Entre les deux dates, dix jours, notamment pour débattre de la poursuite des actions et des grèves, y compris reconductibles, dans les Ieg (Industries électriques et gazières), à la Sncf ou dans le secteur des raffineries. « Dix jours qu’il faut également mettre à profit pour faire le travail de déploiement et élargir la mobilisation », a expliqué Sophie Binet, secrétaire générale de l’Ugict-Cgt lors de la dernière Commission exécutive, reprenant le sens de l’adresse aux organisations. https://ugictcgt.fr/adresse-retraites/

Auprès des femmes, pénalisées par toutes les mesures d’âge, y compris les femmes cadres qui perdraient tout ou partie du bénéfice lié à la validation de trimestres pour enfants élevées. Auprès des jeunes, fortement impactés par la réforme du fait de leur entrée tardive dans la vie active, de leur parcours professionnel chaotique et de la non-prise en compte des années d’études pour les diplômés, comme en témoigne Vi, salariée dans l’industrie des jeux vidéo.

Tous seraient perdants, y compris les Ictam (Ingénieurs, cadres, techniciens et agents de maîtrise) qui, contrairement à ce qui est dit, ne sont pas épargnés et dont la situation est instrumentalisée pour diviser le salariat. Cotisants de l’Agirc-Arrco, tous les salariés du privé seraient en effet obligés de travailler une année de plus pour atteindre le taux plein dans les régimes complémentaires et éviter un abattement sur le montant de leur pension (-10 % pendant trois ans).

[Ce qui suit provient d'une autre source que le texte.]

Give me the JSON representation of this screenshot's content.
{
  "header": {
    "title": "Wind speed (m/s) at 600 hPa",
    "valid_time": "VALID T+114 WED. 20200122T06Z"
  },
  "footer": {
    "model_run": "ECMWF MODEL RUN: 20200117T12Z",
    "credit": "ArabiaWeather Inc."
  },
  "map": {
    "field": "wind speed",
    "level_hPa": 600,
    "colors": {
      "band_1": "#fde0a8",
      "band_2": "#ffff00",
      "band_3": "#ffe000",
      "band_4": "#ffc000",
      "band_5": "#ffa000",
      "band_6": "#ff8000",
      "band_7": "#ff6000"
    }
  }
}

Au sein de ce groupe, les cadres et assimilés seraient d’autant plus pénalisés que la pension complémentaire représente 50 % de leur pension totale, contre 26 % pour les ouvriers et les employés. Or, ils paient déjà les réformes précédentes au prix fort  : selon les données des services techniques de l’Agirc-Arrco (2021), la pension nette d’un cadre liquidant sa retraite en 2062 ne représenterait déjà plus que 51 % de son dernier salaire, contre 67,2 % en 2020 et 72 % dans les années 1990. Si elle devait être mise en œuvre, la réforme ne ferait qu’accélérer cette chute programmée.